La Grecia ha voltato pagina. Dopo sei anni di governo di centrodestra, gli elettori hanno dato la maggioranza assoluta al leader socialista Giorgio Papandreou in cambio della promessa di far uscire il paese dalla crisi senza nuovi sacrifici, ed hanno costretto ad un’uscita di scena senza attenuanti il premier Costas Karamanlis che, dopo essersi congratulato con Papandreou, ha annunciato le sue dimissioni dalla presidenza del partito.
Secondo i dati ufficiali sul 70% dei voti contati, il Pasok ha il 43,7% dei suffragi, ovvero almeno 155 seggi, numeri sufficienti per governare senza ambasce con circa 160 deputati sui 300 del Parlamento unicamerale.
Nuova Democrazia (Nd) del premier Costas Karamanlis si attesta al 34,5% con meno di 100 deputati. Lo scarto tra i due principali partiti è di oltre il 9%, assai superiore alla media degli ultimi sondaggi pre-elettorali.
L’astensione si è fermata al 32,2%, ben più bassa di quella delle Europee (48%) ma superiore di quella registrata alle politiche del 2007 (25%). Papandreou ha rivolto un appello all’unità di tutti i greci invitandoli a “lavorare insieme per cambiare il paese”, ed ha chiesto a “tutte le forze progressiste” di contribuire attivamente al “difficile cammino” per uscire dalla crisi e ridare al paese “quella grandezza che conosciamo”. Papandreou si è preso così la rivincita su Karamanlis, che lo aveva sconfitto due volte, nel 2004 e nel 2007, e che questa volta non è riuscito a convincere gli elettori della bontà della sua ricetta che prometteva “altri due anni difficili” e “misure sincere e necessarie” dopo anni di governo in cui il Paese è passato da un’alta crescita alla recessione.
E travolto da quella corruzione che aveva promesso di eliminare, il leader di Nd è andato incontro ad una vera e propria disfatta perdendo più di un terzo dei seggi e annunciando le sue dimissioni dalla guida del partito convocando un nuovo congresso.
Papandreou ha promesso ai greci un piano da tre miliardi di dollari per risanare l’economia senza nuove tasse per i lavoratori e la classe media, garantendo al tempo stesso salari e pensioni.
Il leader socialista assicura di poter rilanciare i consumi e l’economia attraverso uno “sviluppo verde” finanziato con la lotta all’evasione fiscale, una redistribuzione delle imposte volta a colpire i grandi proprietari, Chiesa inclusa, e una riduzione delle spese statali.

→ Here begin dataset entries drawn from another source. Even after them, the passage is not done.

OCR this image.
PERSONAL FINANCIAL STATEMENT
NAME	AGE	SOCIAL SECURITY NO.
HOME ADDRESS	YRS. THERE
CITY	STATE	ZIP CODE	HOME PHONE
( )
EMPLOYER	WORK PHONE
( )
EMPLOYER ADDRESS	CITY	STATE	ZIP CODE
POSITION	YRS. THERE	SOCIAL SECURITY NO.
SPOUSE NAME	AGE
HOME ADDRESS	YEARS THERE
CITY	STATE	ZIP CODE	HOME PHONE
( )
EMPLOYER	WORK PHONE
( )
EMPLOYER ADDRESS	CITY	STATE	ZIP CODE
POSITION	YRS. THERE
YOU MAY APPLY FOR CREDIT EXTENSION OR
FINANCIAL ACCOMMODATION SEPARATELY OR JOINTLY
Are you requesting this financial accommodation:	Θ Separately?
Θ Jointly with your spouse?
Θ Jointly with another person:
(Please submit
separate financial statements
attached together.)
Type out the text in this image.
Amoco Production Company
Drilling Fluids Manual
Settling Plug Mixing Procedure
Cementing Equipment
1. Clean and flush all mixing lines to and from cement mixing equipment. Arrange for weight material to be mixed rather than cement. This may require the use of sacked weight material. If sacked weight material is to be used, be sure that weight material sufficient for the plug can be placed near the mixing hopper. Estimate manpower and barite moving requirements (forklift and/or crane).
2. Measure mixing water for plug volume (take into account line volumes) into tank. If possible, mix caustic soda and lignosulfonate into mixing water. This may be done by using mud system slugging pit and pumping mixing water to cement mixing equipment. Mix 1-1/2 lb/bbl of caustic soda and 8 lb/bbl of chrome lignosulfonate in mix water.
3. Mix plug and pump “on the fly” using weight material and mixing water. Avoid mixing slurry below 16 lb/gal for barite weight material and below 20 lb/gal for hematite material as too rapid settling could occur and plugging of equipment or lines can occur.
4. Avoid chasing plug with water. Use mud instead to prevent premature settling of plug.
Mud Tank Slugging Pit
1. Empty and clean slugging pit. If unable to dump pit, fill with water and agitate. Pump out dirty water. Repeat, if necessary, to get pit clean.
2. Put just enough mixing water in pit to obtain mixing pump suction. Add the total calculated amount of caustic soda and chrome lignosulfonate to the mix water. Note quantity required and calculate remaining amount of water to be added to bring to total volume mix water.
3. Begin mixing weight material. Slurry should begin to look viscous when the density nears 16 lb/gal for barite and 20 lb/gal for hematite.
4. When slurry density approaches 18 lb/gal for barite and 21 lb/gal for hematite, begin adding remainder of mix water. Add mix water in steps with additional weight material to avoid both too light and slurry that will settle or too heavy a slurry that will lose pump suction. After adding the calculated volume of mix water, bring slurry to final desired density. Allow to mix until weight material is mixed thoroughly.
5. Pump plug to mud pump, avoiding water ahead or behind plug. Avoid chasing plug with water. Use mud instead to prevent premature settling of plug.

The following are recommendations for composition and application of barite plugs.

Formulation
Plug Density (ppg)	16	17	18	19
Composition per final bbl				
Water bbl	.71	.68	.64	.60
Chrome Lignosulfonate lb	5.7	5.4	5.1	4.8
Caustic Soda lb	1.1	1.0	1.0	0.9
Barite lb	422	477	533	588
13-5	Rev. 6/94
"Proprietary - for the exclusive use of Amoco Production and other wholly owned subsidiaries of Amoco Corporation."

Papandreou ha detto di essere “consapevole della grande responsabilità” assunta con la vittoria ma, parafrasando il Presidente americano Barak Obama, ha assicurato che “insieme ce la faremo: lo vogliamo, lo possiamo fare, ci riusciremo”. Ed ha annunciato un governo “basato sui principi e sui valori” e la formazione di quattro nuovi ministeri, fra cui uno dell’Ambiente e dell’energia.
E ha, soprattutto, assicurato di voler affrontare la “questione morale”, senza la quale qualsiasi riforma economica o sociale sarebbe inadeguata ai bisogni del paese.

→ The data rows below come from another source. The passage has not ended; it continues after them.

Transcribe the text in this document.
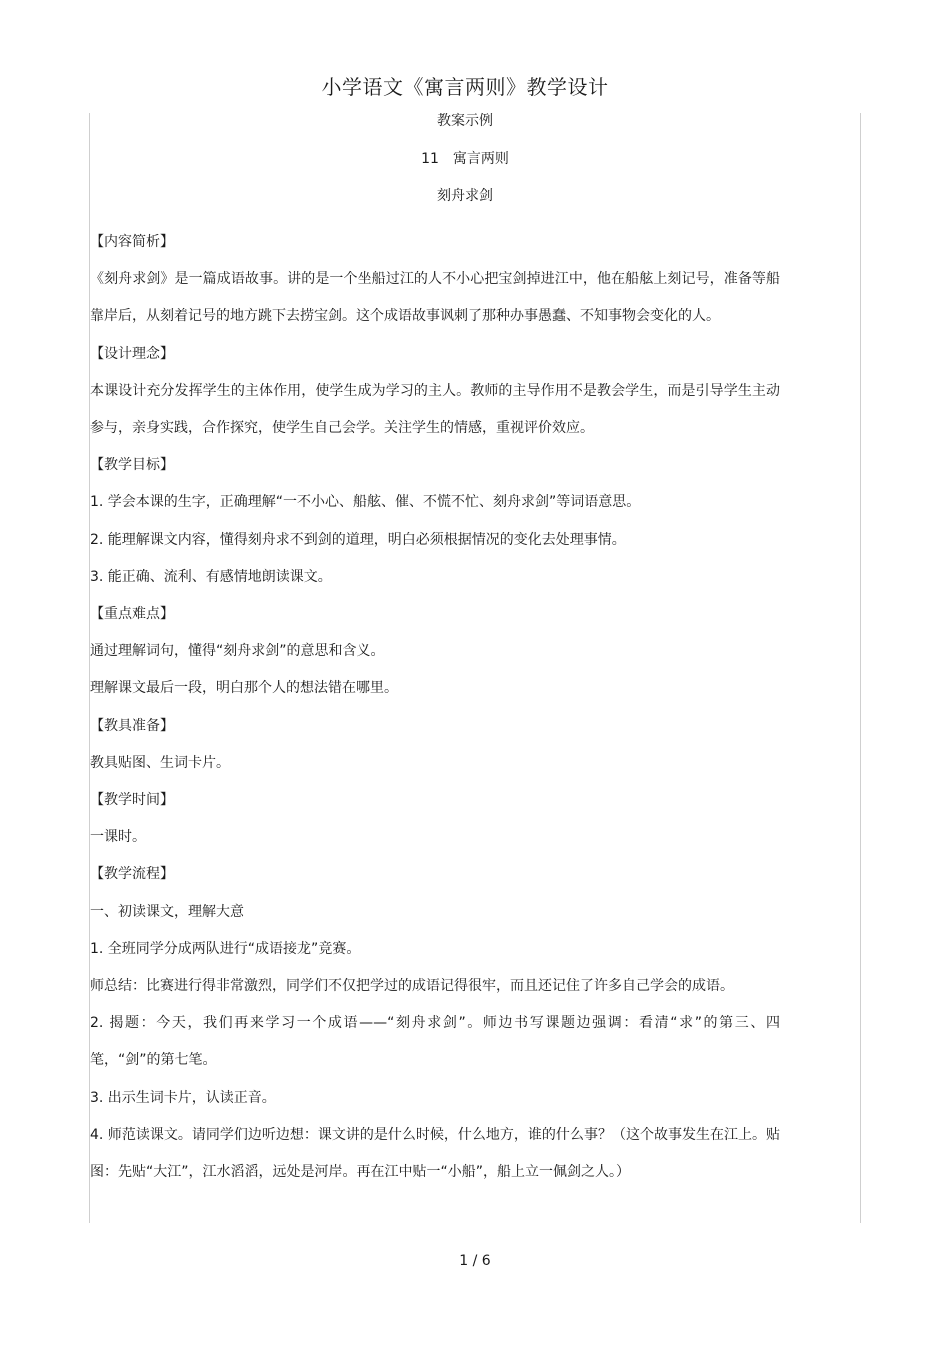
小学语文《寓言两则》教学设计
教案示例
11　寓言两则
刻舟求剑

【内容简析】

《刻舟求剑》是一篇成语故事。讲的是一个坐船过江的人不小心把宝剑掉进江中，他在船舷上刻记号，准备等船靠岸后，从刻着记号的地方跳下去捞宝剑。这个成语故事讽刺了那种办事愚蠢、不知事物会变化的人。

【设计理念】

本课设计充分发挥学生的主体作用，使学生成为学习的主人。教师的主导作用不是教会学生，而是引导学生主动参与，亲身实践，合作探究，使学生自己会学。关注学生的情感，重视评价效应。

【教学目标】

1. 学会本课的生字，正确理解“一不小心、船舷、催、不慌不忙、刻舟求剑”等词语意思。

2. 能理解课文内容，懂得刻舟求不到剑的道理，明白必须根据情况的变化去处理事情。

3. 能正确、流利、有感情地朗读课文。

【重点难点】

通过理解词句，懂得“刻舟求剑”的意思和含义。

理解课文最后一段，明白那个人的想法错在哪里。

【教具准备】

教具贴图、生词卡片。

【教学时间】

一课时。

【教学流程】

一、初读课文，理解大意

1. 全班同学分成两队进行“成语接龙”竞赛。

师总结：比赛进行得非常激烈，同学们不仅把学过的成语记得很牢，而且还记住了许多自己学会的成语。

2. 揭题：今天，我们再来学习一个成语——“刻舟求剑”。师边书写课题边强调：看清“求”的第三、四笔，“剑”的第七笔。

3. 出示生词卡片，认读正音。

4. 师范读课文。请同学们边听边想：课文讲的是什么时候，什么地方，谁的什么事？（这个故事发生在江上。贴图：先贴“大江”，江水滔滔，远处是河岸。再在江中贴一“小船”，船上立一佩剑之人。）

1 / 6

Un messaggio che dovrebbe ridare speranza non solo ai greci, ma anche alle forze europee di centrosinistra uscite ulteriormente ridimensionate dalla disfatta dei socialdemocratici in Germania.
E non a caso tra i primi a telefonargli sono stati il premier spagnolo Josè Luis Rodriguez Zapatero e la leader socialista francese Segolene Royal, oltre al Presidente americano Obama.

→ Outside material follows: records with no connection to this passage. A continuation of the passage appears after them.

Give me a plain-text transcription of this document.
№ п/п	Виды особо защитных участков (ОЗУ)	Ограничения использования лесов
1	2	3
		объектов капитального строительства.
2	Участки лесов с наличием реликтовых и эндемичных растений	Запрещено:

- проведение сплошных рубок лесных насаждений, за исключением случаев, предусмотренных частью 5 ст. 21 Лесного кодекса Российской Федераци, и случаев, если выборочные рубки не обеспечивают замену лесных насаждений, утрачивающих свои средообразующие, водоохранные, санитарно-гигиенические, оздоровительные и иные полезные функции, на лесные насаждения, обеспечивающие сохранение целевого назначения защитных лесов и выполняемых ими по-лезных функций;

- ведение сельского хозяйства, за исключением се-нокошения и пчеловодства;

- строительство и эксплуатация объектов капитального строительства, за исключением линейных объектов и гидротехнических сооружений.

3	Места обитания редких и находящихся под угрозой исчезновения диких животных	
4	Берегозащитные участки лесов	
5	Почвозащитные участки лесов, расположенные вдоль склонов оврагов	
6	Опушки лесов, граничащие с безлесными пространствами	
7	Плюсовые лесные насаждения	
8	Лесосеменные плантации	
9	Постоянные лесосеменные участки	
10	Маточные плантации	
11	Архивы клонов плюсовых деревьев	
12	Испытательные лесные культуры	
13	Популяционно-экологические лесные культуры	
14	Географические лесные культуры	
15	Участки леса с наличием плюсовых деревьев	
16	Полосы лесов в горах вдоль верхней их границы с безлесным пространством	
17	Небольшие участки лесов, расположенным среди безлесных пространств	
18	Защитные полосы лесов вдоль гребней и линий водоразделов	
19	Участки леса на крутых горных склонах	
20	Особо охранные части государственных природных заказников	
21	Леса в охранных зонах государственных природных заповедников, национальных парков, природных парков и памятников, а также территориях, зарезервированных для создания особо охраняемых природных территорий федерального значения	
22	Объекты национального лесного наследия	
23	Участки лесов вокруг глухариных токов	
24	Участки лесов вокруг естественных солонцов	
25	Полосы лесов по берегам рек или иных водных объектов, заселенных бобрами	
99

Il successo di Papandreou è, secondo gli osservatori, dovuto oltre che alla promessa di non mettere di nuovo le mani in tasca ai cittadini, esausti per la crisi, anche all’essere riuscito a convincere quella fetta del Paese che sembrava aver perso la fiducia.
Tra cui molti giovani, i più radicali dei quali si sono uniti alla protesta armata. “Basta col pensare che nulla possa essere cambiato”, aveva detto il leader del Pasok invitando tutti a “lavorare insieme” per cambiare il Paese.